More details on full specification can be found at

By Ian

I bought my Raider 18 in April 2002, and have found it to be a pretty major improvement on previous boats I've had, latterly a Seahog Hunter - more or less completely down to the Raider's massive 3 ft freeboard that's higher than many 28 ft boats I've seen.
This is a large factor in determining how safe you feel/how safe you are in rugged conditions, so on that score the boat lends itself to handling some pretty impressive seas. I've tackled conditions when 8 ft waves have been evident, and the boat has rarely felt like being compromised.

The boat I have is the cuddy version - which is lighter than one with a full bulkhead and offers little secure storage space other than a smallish locker in the console. This might not suit everyone, in which case the version with a fully enclosed cabin might be better, but for my part I reckon the vast deckspace created is a real boon. I found in previous boats that tackle boxes would be shut away inside litle cabin doors, and my mates and I would spend a fair bit of time in the annoying pursuit called 'pass the key' whenever someone needed to get in for a hook! So having an 'open plan' boat is ideal for me.
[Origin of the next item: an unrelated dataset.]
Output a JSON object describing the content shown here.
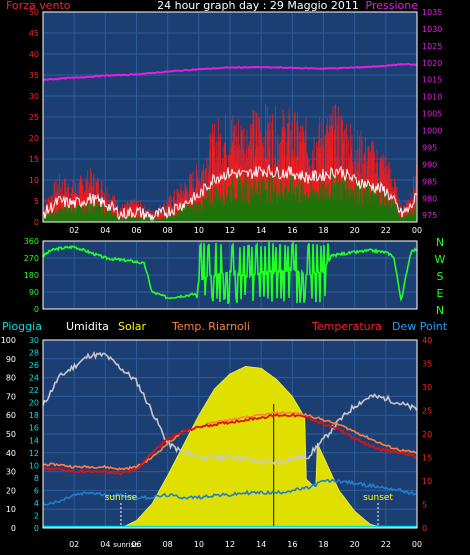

It's also got vast headroom (6 ft 4 in) and on windy or chilly days, that cabin makes life so much more bearable.
The Raider 18 is potentially a very fast boat - up to 59 mph in tests - but I feel that the 75 horse Mercury four-stroke I run it with gives a fine turn of speed (just under 30 knots) and I doubt if I'd go much higher, as I don't often find conditions calm enough to go even that fast.
In terms of ride quality, the Raider impresses with its ability to perform as a planing boat, but also in its ability to mimic a displacment hull boat; it chugs along happily at 6 knots, in a straight line, without thrashing foam out of the back and needlessly burning petrol, which my Seahog certainly did!
In terms of fuel consumption, being fitted with a four-stroke outboard and hydrofoil fins seems to be a pretty good set-up; I've managed close on 12 mpg on some trips, though if you're hurtling along flat out you can still burn plenty of gas. But a nice cruising speed of about 15-20 knots will let you do 6-8 mpg...which is better than many smaller boats running on two-stroke engines and doing similar sort of speeds.

In terms of space, the Raider will fish four in as much comfort as most smaller boats will fish two. We just sling the tackle bags etc up front and keep the deck clear for fishing, and there's plenty of space for all.
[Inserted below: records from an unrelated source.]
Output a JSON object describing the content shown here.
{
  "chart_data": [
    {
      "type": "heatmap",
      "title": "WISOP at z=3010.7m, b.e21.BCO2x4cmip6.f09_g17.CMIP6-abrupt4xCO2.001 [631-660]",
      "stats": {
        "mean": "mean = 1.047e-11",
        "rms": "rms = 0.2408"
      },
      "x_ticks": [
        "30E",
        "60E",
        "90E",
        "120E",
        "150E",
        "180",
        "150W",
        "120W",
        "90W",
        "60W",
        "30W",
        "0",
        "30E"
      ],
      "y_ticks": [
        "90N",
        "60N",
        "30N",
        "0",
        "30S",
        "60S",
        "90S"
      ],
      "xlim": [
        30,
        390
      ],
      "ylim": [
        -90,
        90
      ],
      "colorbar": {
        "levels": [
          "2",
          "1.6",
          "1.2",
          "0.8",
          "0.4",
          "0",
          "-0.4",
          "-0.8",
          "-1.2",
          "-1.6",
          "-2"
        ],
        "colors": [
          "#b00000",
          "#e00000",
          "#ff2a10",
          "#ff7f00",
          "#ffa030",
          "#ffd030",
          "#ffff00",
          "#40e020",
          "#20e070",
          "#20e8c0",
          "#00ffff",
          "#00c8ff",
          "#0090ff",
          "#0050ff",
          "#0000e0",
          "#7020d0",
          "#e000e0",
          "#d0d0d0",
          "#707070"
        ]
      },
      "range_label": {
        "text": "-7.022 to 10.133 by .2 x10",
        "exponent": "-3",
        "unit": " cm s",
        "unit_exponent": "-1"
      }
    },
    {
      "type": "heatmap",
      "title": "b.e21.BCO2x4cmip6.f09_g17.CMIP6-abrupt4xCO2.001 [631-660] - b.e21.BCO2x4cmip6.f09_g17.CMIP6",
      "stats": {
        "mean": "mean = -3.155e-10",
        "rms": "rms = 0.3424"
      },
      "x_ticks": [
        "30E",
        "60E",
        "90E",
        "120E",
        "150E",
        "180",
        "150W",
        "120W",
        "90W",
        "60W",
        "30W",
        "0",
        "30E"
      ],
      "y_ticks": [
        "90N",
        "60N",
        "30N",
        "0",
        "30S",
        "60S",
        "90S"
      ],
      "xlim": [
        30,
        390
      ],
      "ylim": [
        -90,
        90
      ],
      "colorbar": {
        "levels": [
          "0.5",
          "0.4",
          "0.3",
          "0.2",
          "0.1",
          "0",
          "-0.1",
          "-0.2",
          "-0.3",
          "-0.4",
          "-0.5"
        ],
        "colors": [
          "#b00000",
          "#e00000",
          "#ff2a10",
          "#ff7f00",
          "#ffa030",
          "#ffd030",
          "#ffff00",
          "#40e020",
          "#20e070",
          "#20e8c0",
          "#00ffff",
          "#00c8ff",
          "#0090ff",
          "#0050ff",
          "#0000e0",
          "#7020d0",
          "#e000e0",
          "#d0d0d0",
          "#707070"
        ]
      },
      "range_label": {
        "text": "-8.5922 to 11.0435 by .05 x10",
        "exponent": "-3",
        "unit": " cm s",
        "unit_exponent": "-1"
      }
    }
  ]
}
There are some, though to fair they're intimately linked to the upsides - it is a very large boat but also a very light a result it's prone to catching the wind, and in an area like I fish (eastern Scotland) this at first seemed to be a big minus; however, judicious use of a drogue on windier days has now been incorporated into my crew's routine, and the boat will happily drift at 1 mph or less (ideal drift speed) even in extremely windy conditions.
As my boat is kept in a harbour, I find there is another minus that wouldn't affect those using the boat off a trailer. This is the fact that there is no facility whereby you can walk from the cockpit to the bow.
This means that negotiating past ropes etc to get onto my mooring can be a bit challenging - though as ever you change your working practices and come to terms with whatever you need to! But I do feel a walkaround bow would make life so much simpler.

Buying a Raider 18 will cost you a fair bit more than craft in the 15-16 ft range, but I do feel the expense has been justified due to the improved safety and capability.

As a keen angler, I reckon the bottom line comes down to this: do I catch any more fish with the Raider? And the answer has to be yes - with previous boats I'd often be out in poor conditions and forced to fish limited areas where I could shelter from high winds. Catches, though acceptable, were never as good here as in the more exposed spots - but the Raider lets me get out there more or less every time I'm out, and if I said I'd caught double as many fish since I got the boat I wouldn't be exaggerating.

Raider 18 Cuddy
Ian's Raider


Disclaimer: Everything written in these reports are based on personal experience and the individual's opinion only. I have tried my best to present the facts correctly, but I/we take no responsibility for any mistakes or omissions.